Une semaine auparavant, il affirmait encore haut et fort ne "pas douter un seul instant" de l'adoption du texte en conseil des ministres. Droit dans ses bottes, Manuel Valls a pourtant dû faire un pas en arrière, lundi, et reporter la présentation du projet de loi El Khomri du 9 au 24 mars. Une reculade périlleuse en termes d'image mais toujours moins risquée qu'un acharnement.
A deux doigts de la catastrophe. De fait, selon nos informations, Matignon et l'Elysée sont passés à deux doigts de la catastrophe absolue. Plusieurs ministres, et pas des moindres, avaient prévu de s'exprimer cette semaine dans la presse contre le projet de loi El Khomri. Le gouvernement, pourtant formé depuis peu, était menacé d'implosion. Sans compter que s'il avait persisté, l'exécutif aurait dû affronter mardi une reprise mouvementée à l'Assemblée nationale, entre une réunion de groupe houleuse, des frondeurs furieux, des aubrystes prêts à claquer la porte et un festival de violence verbale au moment des questions au gouvernement.

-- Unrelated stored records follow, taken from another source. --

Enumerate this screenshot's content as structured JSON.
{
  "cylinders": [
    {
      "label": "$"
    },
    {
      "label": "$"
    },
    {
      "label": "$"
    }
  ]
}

Un week-end mouvementé. Autant de raisons de changer de stratégie et de miser sur la pédagogie. La décision du report du projet de loi a été prise au terme d'une longue discussion entre François Hollande et Manuel Valls. Tout le week-end, les deux hommes ont échangé par téléphone. Samedi après-midi, la virée catastrophique du président au Salon de l'Agriculture a accéléré les choses. Le chef de l'Etat, "marqué par ce qu'il vient de vivre au Salon", cherche une solution. Il retrouve Manuel Valls à l'Elysée dimanche soir. C'est à ce moment-là qu'ensemble, ils optent pour un délai de quinze jours.
La leçon du CPE. Pour expliquer ce revirement, il faut aussi revenir dix ans en arrière. En mars 2006, un an et un mois avant la présidentielle de 2007, le Premier ministre de l'époque, Dominique de Villepin, s'était lancé dans la bataille pour créer le contrat première embauche (CPE). La suite est connue de tous. D'importantes manifestations ont paralysé tout le pays, les facs et les lycées ont été bloqués, les syndicats ont embrayé. Dominique de Villepin a été contraint de voir sa loi, pourtant votée et promulguée, suspendue en pratique par le président, Jacques Chirac. Au-delà de l'humiliation totale, les ambitions présidentielles du chef du gouvernement ont été atomisées.
Cette histoire-là, François Hollande la connaît par cœur. En reculant sur la loi El Khomri, le président pensait aussi à sauvegarder les chances qui lui restent pour la présidentielle.